Avec le Baptême et l’Eucharistie, la Confirmation est l’un des trois sacrements de l’initiation chrétienne. En effet, avec ces 3 sacrements, le chrétien est supposé avoir été initié aux mœurs et coutumes chrétiennes, aux valeurs d’Evangile. Il devient pour ainsi dire un membre adulte et actif de sa communauté chrétienne. La confirmation unit profondément à l’Eglise, à la communauté. Le mot confirmation vient du latin confirmare, qui veut dire «rendre plus fort». Effectivement, une fois rendu plus fort en recevant l’Esprit Saint, le chrétien s’engage personnellement à vivre sa foi. C’est un sacrement de maturité spirituelle dans la mesure où ce n’est plus seulement la foi reçue de ses parents au baptême qui le motive, mais la foi qu’il choisit lui-même de vivre. Recevoir la Confirmation, c’est dire à Jésus: «Oui, je veux te suivre et vivre ma foi avec l’aide de Ton Esprit».
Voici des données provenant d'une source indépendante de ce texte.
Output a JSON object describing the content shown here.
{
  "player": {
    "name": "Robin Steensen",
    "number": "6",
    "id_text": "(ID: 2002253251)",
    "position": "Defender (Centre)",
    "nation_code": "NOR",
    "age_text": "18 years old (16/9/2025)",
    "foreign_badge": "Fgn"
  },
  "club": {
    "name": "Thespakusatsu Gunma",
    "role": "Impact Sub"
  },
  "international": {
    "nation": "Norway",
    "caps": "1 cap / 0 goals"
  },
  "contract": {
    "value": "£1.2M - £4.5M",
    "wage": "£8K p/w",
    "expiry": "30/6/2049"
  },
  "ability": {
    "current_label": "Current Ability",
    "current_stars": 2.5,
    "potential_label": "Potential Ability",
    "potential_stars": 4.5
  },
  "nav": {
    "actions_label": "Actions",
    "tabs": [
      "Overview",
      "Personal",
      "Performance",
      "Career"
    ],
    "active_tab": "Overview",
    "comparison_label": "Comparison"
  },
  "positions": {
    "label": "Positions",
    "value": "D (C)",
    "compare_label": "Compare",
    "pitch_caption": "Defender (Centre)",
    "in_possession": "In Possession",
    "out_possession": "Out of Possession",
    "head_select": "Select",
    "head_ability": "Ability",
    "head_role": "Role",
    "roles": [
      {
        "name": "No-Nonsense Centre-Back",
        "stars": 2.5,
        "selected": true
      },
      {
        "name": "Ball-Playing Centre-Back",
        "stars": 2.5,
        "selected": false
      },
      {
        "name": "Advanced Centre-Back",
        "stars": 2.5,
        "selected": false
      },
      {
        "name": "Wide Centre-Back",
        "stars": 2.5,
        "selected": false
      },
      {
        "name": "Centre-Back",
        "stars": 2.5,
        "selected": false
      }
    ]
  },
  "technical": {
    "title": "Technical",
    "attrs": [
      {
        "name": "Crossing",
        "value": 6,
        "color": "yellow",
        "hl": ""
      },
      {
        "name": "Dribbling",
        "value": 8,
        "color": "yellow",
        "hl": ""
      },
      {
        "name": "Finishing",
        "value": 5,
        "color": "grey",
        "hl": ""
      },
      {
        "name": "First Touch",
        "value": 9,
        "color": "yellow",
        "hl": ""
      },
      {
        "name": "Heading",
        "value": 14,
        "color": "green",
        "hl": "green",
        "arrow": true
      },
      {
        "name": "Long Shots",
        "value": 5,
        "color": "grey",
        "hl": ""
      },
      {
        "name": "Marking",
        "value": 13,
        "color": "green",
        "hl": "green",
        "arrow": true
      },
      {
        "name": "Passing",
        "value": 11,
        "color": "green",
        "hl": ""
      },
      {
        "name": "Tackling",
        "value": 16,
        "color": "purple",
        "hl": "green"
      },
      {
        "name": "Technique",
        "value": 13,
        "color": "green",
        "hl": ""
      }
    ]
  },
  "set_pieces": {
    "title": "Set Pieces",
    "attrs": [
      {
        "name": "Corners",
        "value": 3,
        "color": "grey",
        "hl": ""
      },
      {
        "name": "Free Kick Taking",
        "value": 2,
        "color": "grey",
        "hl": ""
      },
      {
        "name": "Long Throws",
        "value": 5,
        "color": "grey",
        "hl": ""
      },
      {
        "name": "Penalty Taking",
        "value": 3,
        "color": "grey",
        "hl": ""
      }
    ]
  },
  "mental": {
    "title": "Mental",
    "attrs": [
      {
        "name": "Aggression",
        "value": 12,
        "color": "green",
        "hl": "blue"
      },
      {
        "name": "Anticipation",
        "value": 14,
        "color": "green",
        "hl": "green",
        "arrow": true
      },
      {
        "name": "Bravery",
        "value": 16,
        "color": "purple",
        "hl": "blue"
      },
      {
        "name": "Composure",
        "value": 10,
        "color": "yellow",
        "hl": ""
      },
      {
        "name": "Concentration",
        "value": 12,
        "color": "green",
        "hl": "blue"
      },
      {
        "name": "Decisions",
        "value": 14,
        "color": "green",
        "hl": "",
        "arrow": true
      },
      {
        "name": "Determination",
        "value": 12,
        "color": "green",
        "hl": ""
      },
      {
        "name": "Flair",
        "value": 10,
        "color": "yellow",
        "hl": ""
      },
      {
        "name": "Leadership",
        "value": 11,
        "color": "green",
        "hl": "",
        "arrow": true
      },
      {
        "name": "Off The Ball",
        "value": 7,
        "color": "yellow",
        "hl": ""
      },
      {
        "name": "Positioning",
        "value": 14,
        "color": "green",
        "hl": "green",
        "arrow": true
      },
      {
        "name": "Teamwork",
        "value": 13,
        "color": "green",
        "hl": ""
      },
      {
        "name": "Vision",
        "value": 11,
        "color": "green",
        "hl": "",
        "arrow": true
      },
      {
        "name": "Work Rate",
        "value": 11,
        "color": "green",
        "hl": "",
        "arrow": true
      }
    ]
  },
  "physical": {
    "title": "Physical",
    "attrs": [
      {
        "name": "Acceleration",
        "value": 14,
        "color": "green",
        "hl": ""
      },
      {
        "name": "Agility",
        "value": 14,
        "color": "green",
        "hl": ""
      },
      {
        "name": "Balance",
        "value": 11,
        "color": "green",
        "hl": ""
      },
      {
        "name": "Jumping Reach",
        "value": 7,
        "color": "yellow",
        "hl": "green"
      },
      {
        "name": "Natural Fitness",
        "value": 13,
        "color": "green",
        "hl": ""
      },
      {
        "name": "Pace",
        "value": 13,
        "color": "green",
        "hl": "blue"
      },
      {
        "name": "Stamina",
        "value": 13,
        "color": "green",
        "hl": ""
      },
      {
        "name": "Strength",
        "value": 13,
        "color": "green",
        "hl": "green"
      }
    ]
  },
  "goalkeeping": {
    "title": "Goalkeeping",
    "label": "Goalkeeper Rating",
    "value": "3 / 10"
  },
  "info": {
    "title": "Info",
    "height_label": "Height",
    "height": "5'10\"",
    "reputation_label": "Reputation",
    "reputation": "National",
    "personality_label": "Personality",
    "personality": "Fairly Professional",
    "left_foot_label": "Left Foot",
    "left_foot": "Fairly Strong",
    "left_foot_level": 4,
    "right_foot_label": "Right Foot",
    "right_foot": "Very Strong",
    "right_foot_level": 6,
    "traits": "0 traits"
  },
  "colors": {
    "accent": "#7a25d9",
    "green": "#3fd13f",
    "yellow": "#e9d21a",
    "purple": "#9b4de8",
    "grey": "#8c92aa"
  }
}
Liturgiquement parlant, on est confirmé quand on a reçu des mains de l’Evêque ou de son représentant le don de l’Esprit Saint. Cela se fait en deux temps:
– l’imposition des mains, geste de transmission de l’Esprit Saint
– l’onction du saint chrême: le chrétien est imbibé, imprégné, trempé d’Onction, d’Esprit de Dieu
«Sois marqué de l’Esprit Saint, le don de Dieu», dit l’Evêque à chaque confirmand. 

Renforcé et raffermi dans la grâce reçue au baptême, le confirmé reçoit ainsi la force de vivre et de témoigner de sa foi avec courage.